Happy New Year to you too! May all the dreams in your eyes, and all the hopes in your life blend together to give you the most spectacular 2009!

Many thanks,
Sabela


----------



## joe86

Pirlo said:


> *My attempt:*
> Buon Anno a te e John. Spero che 2007 ti portassero tanti di salute e felicità.
> 
> Please, wait for the natives.
> Regards,
> Pirlo


 
Well, actually it would be something like:

_Buon Anno a te e a John. Vi auguro un 2007 pieno di salute e felicità/spero che il 2007 vi porti tanta salute e felicità_

Hope that helps

Joe


----------



## paristung

Can we express in "cappodanno"?
for example like "Buon cappodanno" some what.

Grazie


----------



## AlabamaBoy

dolcebellavita said:


> Happy New Year to you too! May all the dreams in your eyes, and all the hopes in your life blend together to give you the most spectacular 2009!
> 
> Many thanks,
> Sabela




Sabela, here is a suggestion, but it is assuming you are sending this wish to one person:

Felice Anno Nuovo a te anche! Che tutti i sogni negli occhi tuoi, e tutte le speranze nella vita si fondano insieme a darti il 2009 spettacolarissimo.

For more than one:

Felice Anno Nuovo a voi anche! Che tutti i sogni negli occhi vostri, e tutte le speranze nella vita si fondano insieme a darvi il 2009 spettacolarissimo.

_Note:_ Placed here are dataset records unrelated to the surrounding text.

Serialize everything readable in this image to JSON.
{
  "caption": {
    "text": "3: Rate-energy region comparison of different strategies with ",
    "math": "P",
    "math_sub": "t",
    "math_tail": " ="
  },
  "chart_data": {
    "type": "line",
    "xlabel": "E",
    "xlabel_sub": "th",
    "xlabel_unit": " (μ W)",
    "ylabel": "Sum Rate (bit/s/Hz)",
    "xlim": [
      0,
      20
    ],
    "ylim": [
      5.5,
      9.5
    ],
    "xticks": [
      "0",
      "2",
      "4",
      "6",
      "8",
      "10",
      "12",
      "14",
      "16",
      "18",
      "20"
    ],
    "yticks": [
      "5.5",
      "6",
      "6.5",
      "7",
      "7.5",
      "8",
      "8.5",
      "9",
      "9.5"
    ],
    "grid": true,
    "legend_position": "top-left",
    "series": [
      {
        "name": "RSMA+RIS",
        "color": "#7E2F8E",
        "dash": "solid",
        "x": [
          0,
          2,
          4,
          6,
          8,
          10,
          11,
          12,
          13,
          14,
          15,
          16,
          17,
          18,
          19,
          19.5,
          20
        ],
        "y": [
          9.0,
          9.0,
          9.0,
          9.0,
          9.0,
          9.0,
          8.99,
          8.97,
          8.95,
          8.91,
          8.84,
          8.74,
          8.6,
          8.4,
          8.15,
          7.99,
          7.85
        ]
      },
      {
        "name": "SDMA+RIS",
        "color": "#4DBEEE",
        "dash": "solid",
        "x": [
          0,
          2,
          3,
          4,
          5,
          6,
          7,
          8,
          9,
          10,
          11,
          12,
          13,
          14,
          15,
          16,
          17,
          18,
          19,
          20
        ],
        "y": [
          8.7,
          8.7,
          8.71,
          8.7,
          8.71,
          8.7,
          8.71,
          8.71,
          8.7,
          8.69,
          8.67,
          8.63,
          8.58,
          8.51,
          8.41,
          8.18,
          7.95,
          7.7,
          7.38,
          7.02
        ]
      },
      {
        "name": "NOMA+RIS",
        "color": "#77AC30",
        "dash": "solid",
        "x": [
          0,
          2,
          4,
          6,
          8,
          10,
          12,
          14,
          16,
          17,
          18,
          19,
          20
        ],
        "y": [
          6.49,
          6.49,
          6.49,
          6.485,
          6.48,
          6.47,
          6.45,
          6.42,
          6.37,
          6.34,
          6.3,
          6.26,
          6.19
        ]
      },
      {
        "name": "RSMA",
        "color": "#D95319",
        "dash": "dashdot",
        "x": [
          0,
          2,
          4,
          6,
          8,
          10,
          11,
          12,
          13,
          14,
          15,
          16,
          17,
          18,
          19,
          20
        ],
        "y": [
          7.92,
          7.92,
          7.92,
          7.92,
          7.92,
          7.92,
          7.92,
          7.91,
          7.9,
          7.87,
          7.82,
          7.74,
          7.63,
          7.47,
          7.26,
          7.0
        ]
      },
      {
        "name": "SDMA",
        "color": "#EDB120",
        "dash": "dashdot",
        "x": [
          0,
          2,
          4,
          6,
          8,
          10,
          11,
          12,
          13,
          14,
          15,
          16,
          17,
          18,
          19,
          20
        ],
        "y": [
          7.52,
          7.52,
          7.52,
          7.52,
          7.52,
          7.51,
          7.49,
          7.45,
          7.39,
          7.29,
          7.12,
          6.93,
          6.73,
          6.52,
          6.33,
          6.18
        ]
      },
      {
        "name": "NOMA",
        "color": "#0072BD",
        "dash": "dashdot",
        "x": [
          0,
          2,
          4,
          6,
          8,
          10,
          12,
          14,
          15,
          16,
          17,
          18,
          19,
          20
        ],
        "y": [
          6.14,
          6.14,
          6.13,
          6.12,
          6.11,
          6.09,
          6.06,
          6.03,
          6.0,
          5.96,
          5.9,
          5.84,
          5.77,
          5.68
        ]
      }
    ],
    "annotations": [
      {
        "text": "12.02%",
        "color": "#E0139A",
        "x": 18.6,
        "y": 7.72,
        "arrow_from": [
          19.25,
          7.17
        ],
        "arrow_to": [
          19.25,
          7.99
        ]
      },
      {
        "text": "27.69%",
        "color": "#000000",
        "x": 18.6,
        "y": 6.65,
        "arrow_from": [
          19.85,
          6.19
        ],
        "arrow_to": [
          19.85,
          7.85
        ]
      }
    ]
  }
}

Please note, I am not a native Italian speaker. I may have translated too literally. I await corrections from my madrelingua friends.


----------



## Necsus

AlabamaBoy said:


> Sabela, here is a suggestion, but it is assuming you are sending this wish to one person:
> 
> Felice Anno Nuovo anche a te! Che tutti i sogni nei tuoi occhi si fondano con le speranze della tua vita per regalarti un 2009 straordinario.
> 
> For more than one:
> 
> Felice Anno Nuovo anche a voi ! Che tutti i sogni nei vostri occhi si fondano con le speranze della vostra vita per regalarvi un 2009 straordinario.
> 
> Please note, I am not a native Italian speaker. I may have translated too literally. I await corrections from my madrelingua friends.

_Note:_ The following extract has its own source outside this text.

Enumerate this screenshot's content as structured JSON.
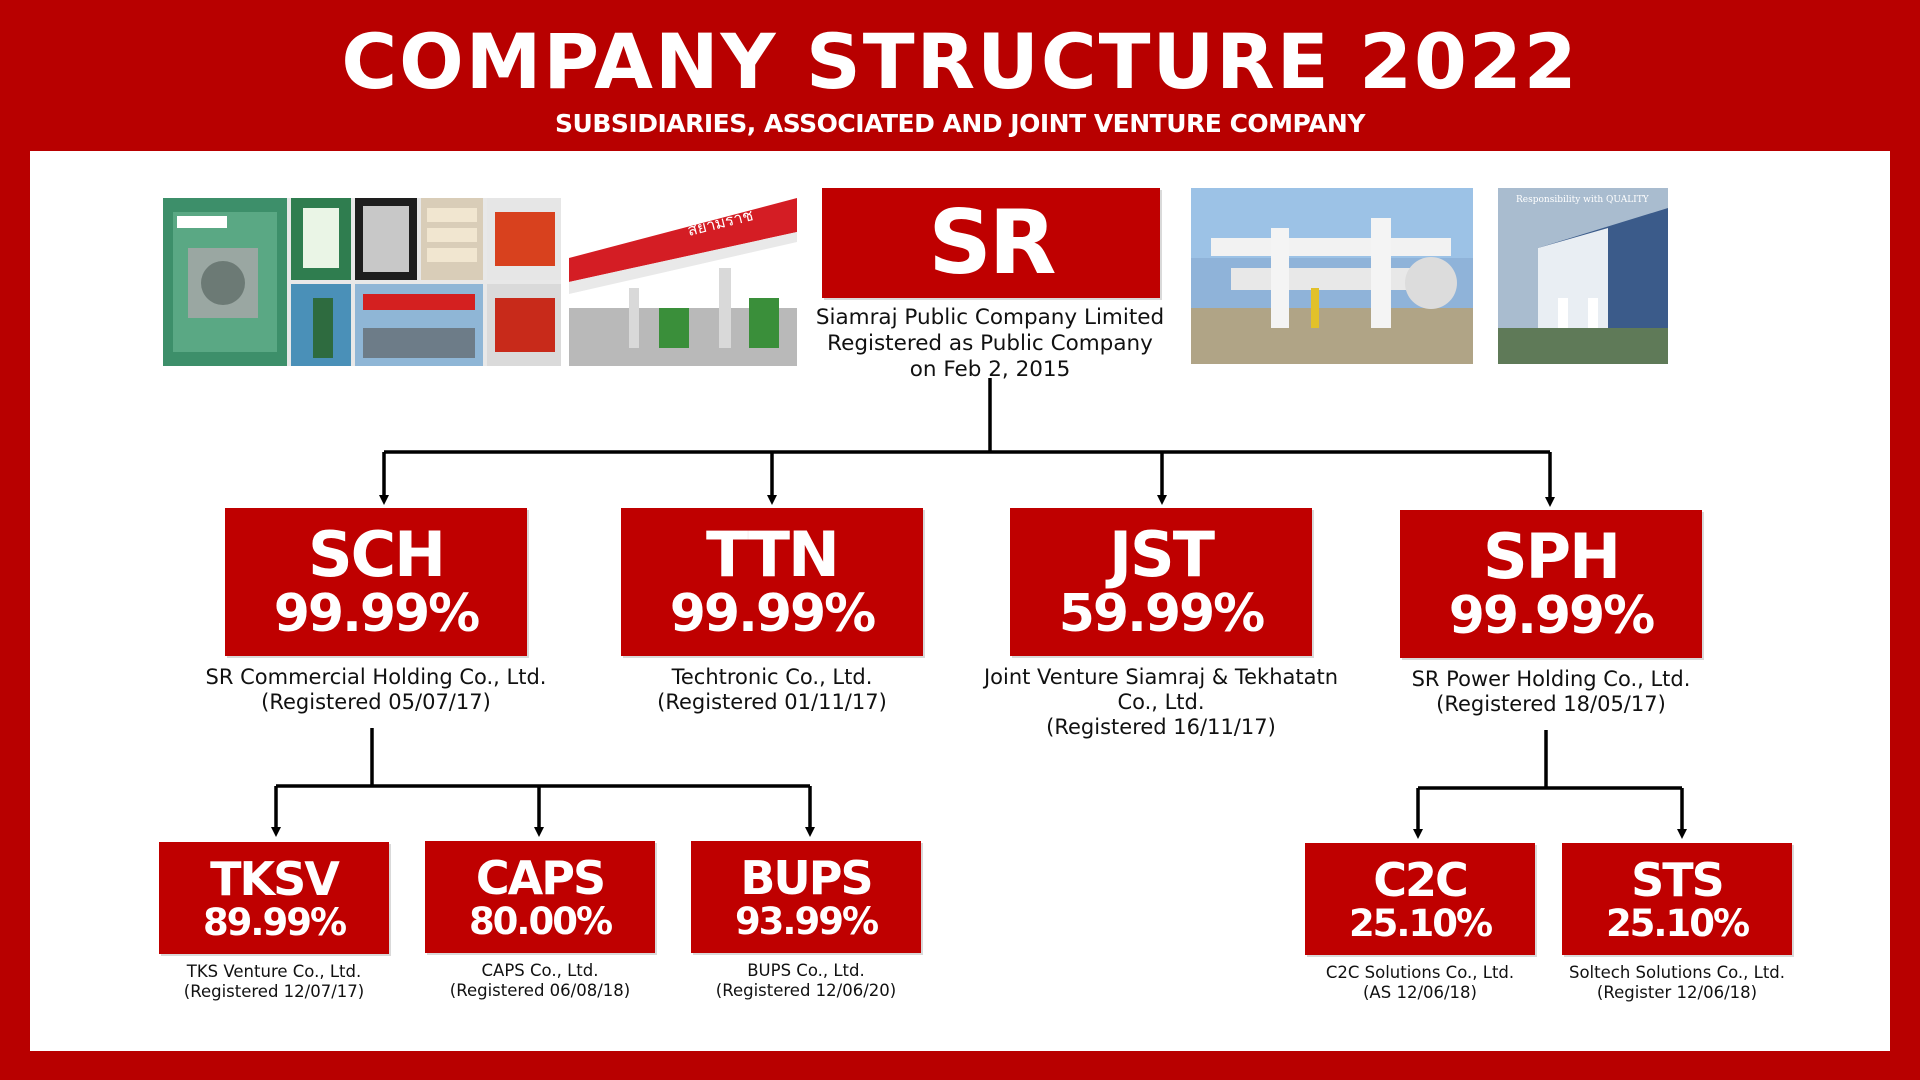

And they have come...!  (even though 'i sogni negli occhi' is not so commonly used...)


----------



## dolcebellavita

Gracie Mille! Thank you so much for your translation it has helped me tremendously! All the best


----------



## Angel.Aura

paristung said:


> Can we express in "*C*a*po*danno"?
> for example like "*C*a*po*danno" some what.


Not exactly.
If you say Buon Capodanno you're actually wishing people they spend a beautiful New Year's Eve and a great 1st day of the year.


----------